Mas, sei lá, vi o Péricles ontem e falei "A GENTE TEM QUE FAZER UMA MÚSICA JUNTO!".

Buzz: Porra, por favor! 

Gustavo: Se a gente lançar uma música Péricles e Fresno, que os fãs pedem a todo momento, os fãs iam pirar! No Twitter só pedem isso!

Buzz: Pô, sim, já tem matéria sobre isso no Buzzfeed!

Buzz: O emo, pra vocês, já virou uma parada retrô, meio brincadeira? Ou não, a Fresno ainda é emo?

Camila Cornelsen

Buzz: Pergunto porque na divulgação do álbum não tem nenhuma vez a palavra "emo". Se fala muito de "rock", de "dançante". Ao mesmo tempo, na pandemia vocês fizeram a QuarentEmo, que foi um sucesso absoluto.

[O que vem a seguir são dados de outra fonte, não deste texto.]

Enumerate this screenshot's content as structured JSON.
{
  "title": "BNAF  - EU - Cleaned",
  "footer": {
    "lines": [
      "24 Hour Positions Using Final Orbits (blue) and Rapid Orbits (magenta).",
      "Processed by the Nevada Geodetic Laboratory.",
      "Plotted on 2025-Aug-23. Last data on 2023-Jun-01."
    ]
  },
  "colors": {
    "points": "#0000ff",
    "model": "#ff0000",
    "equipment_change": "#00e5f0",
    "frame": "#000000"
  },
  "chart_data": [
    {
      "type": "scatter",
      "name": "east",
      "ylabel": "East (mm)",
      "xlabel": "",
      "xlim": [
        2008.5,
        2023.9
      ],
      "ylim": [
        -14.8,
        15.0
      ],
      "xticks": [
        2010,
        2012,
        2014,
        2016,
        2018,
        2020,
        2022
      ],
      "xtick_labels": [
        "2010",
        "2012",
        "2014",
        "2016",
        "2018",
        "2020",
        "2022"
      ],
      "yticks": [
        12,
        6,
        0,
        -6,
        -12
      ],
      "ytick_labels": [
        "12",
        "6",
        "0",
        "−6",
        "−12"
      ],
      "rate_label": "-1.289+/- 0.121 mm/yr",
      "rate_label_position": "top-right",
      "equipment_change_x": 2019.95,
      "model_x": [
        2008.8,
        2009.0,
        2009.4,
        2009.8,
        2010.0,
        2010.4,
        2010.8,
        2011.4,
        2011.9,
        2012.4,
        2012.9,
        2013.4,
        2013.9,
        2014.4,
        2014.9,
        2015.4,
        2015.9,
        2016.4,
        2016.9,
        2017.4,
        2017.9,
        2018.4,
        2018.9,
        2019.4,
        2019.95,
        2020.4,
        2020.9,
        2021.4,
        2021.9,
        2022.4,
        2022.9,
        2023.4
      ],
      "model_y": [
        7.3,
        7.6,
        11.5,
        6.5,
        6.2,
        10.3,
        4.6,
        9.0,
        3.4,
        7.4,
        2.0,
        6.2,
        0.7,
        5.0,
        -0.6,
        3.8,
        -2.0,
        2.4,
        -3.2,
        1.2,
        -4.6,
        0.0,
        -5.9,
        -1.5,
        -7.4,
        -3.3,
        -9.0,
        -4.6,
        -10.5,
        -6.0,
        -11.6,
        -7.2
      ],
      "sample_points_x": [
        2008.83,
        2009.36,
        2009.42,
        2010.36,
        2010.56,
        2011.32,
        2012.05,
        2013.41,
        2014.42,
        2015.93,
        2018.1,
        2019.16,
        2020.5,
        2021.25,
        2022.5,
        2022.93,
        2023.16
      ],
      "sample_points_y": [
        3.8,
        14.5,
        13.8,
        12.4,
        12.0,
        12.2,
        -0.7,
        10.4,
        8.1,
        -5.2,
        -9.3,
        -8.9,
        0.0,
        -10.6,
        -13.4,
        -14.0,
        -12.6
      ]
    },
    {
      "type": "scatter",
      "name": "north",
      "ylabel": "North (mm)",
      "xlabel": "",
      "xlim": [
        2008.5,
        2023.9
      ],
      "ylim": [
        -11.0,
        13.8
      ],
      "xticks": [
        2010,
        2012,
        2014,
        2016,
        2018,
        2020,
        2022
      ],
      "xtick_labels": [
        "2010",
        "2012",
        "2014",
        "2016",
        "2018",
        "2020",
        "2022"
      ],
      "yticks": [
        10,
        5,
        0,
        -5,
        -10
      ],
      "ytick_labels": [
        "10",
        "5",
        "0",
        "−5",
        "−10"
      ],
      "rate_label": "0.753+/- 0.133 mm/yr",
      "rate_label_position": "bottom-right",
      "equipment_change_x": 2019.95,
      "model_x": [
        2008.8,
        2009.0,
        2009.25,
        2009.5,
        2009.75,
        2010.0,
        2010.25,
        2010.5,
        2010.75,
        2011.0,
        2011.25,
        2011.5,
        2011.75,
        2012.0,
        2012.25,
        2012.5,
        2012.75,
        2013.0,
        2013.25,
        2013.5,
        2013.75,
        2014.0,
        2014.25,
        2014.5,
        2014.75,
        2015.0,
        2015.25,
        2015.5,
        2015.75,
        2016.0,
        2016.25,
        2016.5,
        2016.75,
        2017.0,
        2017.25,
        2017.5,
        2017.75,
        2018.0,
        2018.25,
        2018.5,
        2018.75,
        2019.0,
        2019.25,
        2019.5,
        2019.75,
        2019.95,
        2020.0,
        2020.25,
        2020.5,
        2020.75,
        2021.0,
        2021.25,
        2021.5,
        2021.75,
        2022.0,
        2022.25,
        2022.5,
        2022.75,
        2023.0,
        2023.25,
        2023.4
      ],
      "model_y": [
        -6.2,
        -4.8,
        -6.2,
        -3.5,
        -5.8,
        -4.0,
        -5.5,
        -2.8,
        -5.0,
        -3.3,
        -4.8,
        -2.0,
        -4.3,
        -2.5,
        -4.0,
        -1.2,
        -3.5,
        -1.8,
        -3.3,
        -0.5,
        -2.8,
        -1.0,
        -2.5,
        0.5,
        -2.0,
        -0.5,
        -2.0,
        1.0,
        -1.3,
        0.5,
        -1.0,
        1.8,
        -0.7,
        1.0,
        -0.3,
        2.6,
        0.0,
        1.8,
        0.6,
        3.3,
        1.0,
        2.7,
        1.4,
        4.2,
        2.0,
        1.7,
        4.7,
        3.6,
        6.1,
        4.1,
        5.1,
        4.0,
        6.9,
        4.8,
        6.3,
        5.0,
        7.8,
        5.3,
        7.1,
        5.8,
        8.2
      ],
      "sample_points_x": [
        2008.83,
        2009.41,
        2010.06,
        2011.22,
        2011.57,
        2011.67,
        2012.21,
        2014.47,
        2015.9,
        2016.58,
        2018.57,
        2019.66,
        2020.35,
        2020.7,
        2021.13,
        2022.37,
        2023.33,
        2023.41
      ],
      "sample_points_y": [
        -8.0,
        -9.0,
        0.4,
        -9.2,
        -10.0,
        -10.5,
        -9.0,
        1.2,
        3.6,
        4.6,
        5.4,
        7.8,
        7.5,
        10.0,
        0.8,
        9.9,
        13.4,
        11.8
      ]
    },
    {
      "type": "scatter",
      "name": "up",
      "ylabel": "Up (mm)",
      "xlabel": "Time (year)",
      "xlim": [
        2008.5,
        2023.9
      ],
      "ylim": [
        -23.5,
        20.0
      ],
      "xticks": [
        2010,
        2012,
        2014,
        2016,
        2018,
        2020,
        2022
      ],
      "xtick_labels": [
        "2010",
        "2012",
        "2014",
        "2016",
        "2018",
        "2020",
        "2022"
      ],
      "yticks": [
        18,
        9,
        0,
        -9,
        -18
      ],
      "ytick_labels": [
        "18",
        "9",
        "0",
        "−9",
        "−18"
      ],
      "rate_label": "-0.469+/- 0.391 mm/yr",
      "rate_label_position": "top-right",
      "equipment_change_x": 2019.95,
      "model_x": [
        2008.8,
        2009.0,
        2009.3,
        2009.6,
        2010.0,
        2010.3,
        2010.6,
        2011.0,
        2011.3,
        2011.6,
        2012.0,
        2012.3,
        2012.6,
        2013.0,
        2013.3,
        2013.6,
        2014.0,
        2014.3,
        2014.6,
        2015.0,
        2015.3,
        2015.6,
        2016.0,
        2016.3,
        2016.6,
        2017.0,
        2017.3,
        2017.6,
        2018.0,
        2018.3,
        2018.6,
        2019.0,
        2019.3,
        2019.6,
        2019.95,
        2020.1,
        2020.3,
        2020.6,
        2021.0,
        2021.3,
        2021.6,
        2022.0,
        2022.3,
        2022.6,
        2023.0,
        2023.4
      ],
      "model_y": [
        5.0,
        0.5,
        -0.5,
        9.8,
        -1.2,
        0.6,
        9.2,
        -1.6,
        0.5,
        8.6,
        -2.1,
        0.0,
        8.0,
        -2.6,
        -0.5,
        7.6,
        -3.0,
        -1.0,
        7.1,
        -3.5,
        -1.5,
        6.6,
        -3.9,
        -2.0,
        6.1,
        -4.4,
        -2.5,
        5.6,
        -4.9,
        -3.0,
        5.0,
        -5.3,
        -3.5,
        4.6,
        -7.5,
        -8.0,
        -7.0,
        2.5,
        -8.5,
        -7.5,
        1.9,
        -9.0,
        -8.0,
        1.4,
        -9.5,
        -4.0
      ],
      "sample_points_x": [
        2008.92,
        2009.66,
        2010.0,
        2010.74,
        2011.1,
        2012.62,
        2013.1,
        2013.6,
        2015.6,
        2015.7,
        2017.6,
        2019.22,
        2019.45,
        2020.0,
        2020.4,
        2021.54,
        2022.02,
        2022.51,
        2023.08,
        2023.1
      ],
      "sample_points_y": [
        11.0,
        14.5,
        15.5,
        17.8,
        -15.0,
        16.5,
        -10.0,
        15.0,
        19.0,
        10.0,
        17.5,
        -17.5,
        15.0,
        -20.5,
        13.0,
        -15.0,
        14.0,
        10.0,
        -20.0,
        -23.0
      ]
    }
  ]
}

Lucas: Eu acho que pro nosso público é uma mistura. Ainda existe com um saudosismo irônico mas também de verdade. Pô, a galera com 25, 30 anos vai começando a sentir saudade da adolescência e reescuta umas coisas mais antigas. Eu mesmo me pego ouvindo uns bagulhos tipo Yellowcard. Mas pra ir disso a voltar a fazer essa sonoridade, como se fosse resgatar... Dá pra fazer, mas não vai ser a gente, saca? Porque a gente já fez isso. E a nossa história meio que segue. 

O Emo é uma subcena dentro do hardcore e da música alternativa, que tem limites muito definidos, né? É um jeito de fazer música - e a gente já extrapolou isso. 

Mas tem coisas, no jeito de fazer melodias, que nunca vão mudar. Porque é o nosso estilo: meu jeito de cantar, nosso jeito de arranjar coisas. 

Então virou algo mais amplo. Em algum momento o emo era basicamente ter uma franja e não importava a música que estava cantando, e esse disco de agora não se configura como emo porque é muito amplo o que acontece ali. Mas quase tudo que existe hoje na música pop tem um pouco uma porcentagem emo. De Taylor Swift até 1975, Phoebe Bridgers, Willow, isso é muito foda!

Gustavo: Imagina um cenário alternativo, a gente com franjona em 2021? 

Thiago: Isso é uma boa zoeira interna. A essência a gente sempre vai ter, mas trazer a estética é uma coisa um pouco até datada. A gente ia virar uma fatia da gente, e eu acho que a gente tem que ser inteiro - e é o que estamos fazendo.